LA DIMENSION JURIDIQUE ET ÉCONOMIQUE
L’exposé de Daniel Thérond a, à plusieurs reprises, souligné l’importance de la dimension juridique dans les programmes européens sur le patrimoine culturel qui ont recours aux technologies de l’information : en effet, cette dimension est d’autant plus importante que pour tous ces programmes, se pose nécessairement la question des droits des images, et plus largement celle des droits de l’ensemble des documents sur le patrimoine, mis en ligne. Il a donc insisté sur la nécessité de prendre en compte cette dimension et de l’approfondir, non seulement en tant que telle mais parallèlement aux dimensions financières et économiques de ces programmes, comme le fait déjà, en partie, le programme Minerva.
CONCLUSION
Ce débat s’est situé dans l’esprit d’une vraie coopération entre représentants des pays des rives nord et sud de la Méditerranée mais aussi entre spécialistes de disciplines différentes. La nature diversifiée des exposés a favorisé aussi le dialogue entre des approches très différentes et a, dès lors, permis d’enrichir la discussion sur des questions communes.
Il a aussi été l’occasion de mettre en évidence, s’il en était encore besoin, l’importance du rôle joué par le Comité scientifique et technique au sein du programme « comme une structure parallèle de réflexion scientifique », ainsi que l’a précisé, d’entrée de jeu, Maurice Aymard. En effet, les exposés qui y ont été présentés, comme les interventions faites par Maurice Aymard à l’issue de chacun d’entre eux ou celles du public à la fin du débat, ont permis d’approfondir la réflexion, entreprise depuis le début du programme, sur plusieurs de ses problématiques essentielles et de proposer, à partir de leur requestionnement, plusieurs autres pistes de réflexion.

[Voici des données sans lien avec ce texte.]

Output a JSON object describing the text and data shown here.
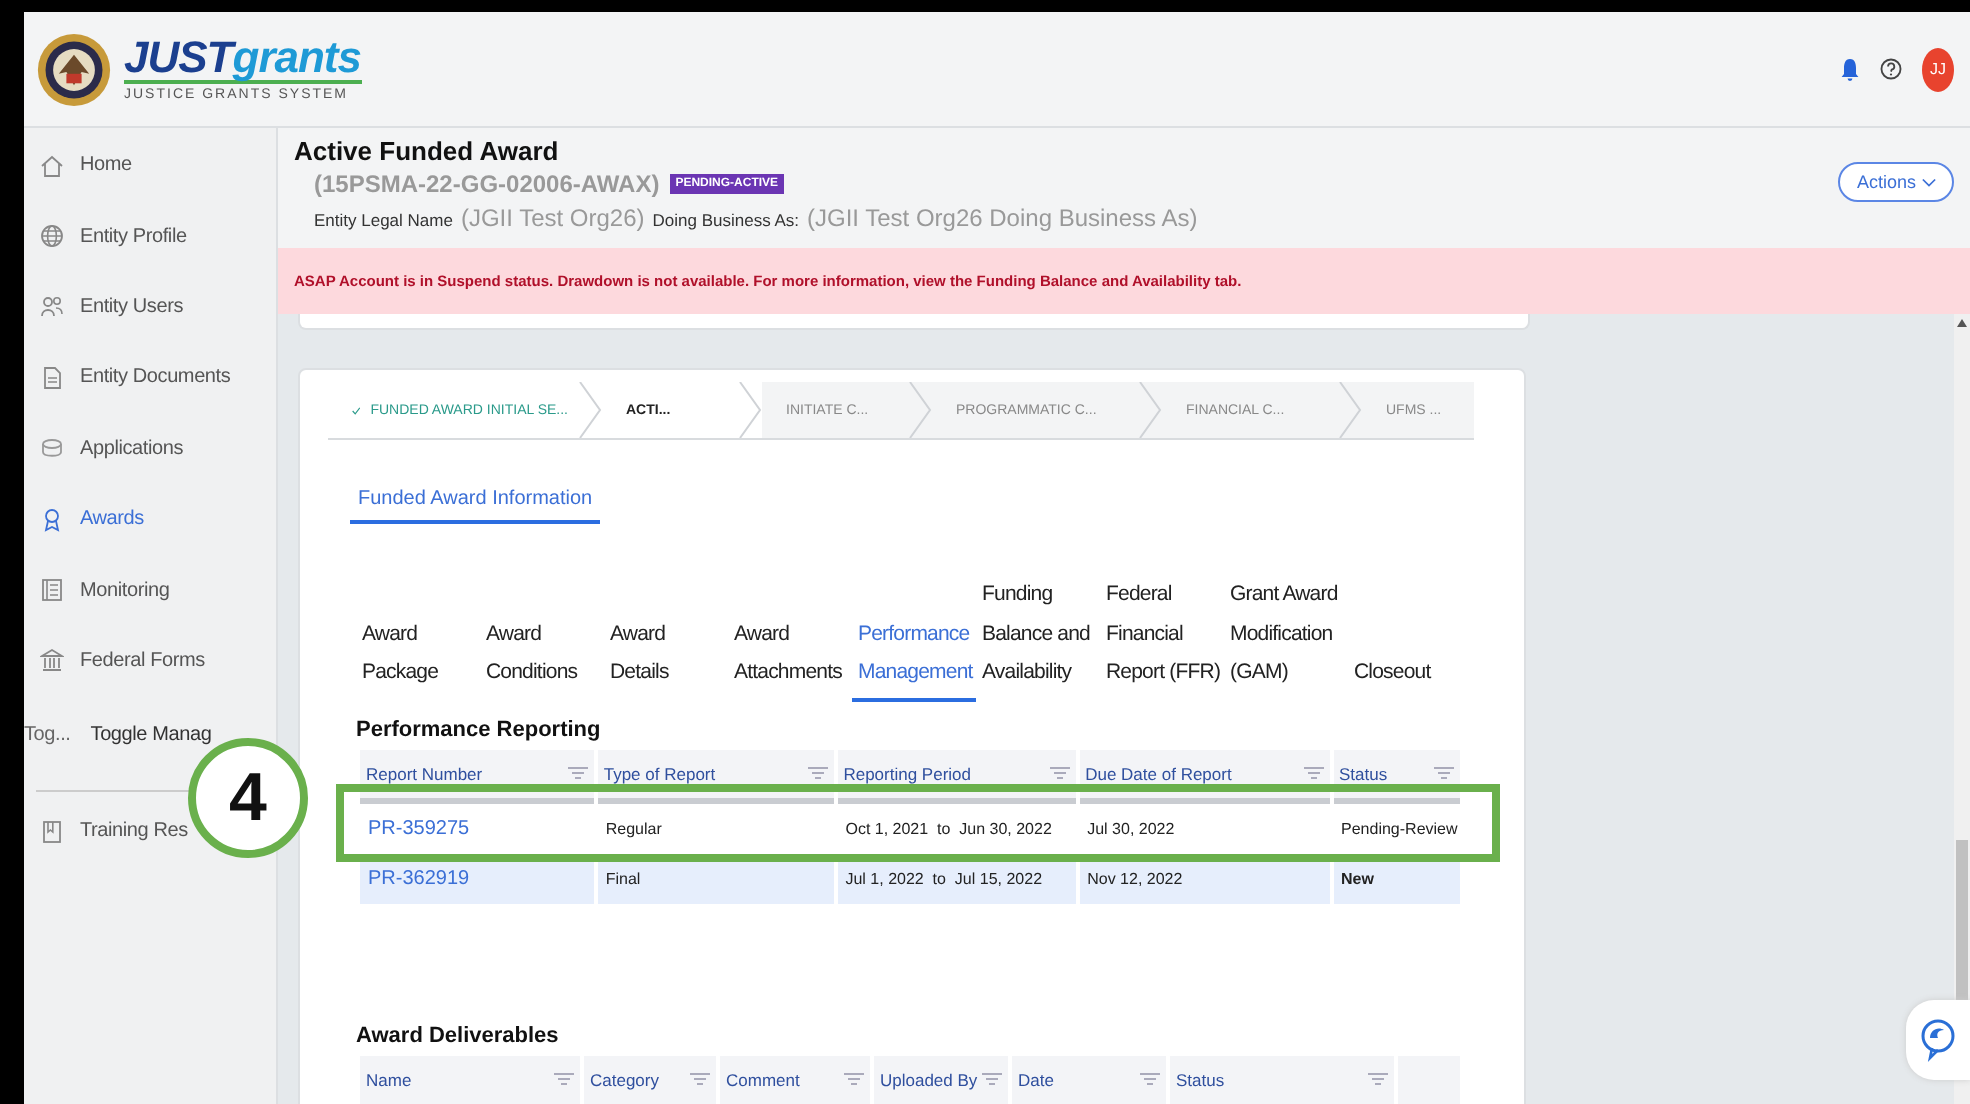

Enfin, sur un plan plus pratique, la présentation détaillée, au cours du débat, de deux programmes,5 consacrés aux questions du patrimoine en rapport avec les nouvelles technologies de l’information, comme les allusions faites par Daniel Thérond à plusieurs autres programmes européens (tels MINERVA, PISA et SALAMBO) ont permis à STRABON de bénéficier de leur expérience, de leurs suggestions, voire de leurs acquis, en particulier face à des difficultés communes, comme l’usage du multilinguisme, la fabrication d’un prototype, le souci de l’interopérabilité ou encore la constitution de thesaurus. En ce sens, la présentation faite par Maurice Godelier d’une part, du prototype réalisé sur les Toungouzes de Sibérie dans le cadre du programme ECHO-1, de l’autre, des deux séminaires de recherche animés parallèlement au développement dudit programme, était particulièrement intéressante pour STRABON.
Cette partie du débat a montré d’une part, l’intérêt, pour l’enrichissement de la réflexion commune, de la mise en œuvre de collaborations plus étroites entre les différents programmes s’intéressant à des problématiques voisines ; de l’autre, le nécessaire dialogue entre le travail de terrain (les programmes européens présentés proposent, en ce sens, plusieurs enseignements) et une réflexion plus théorique (telle qu’elle peut être entreprise à partir des questions posées par les exposés).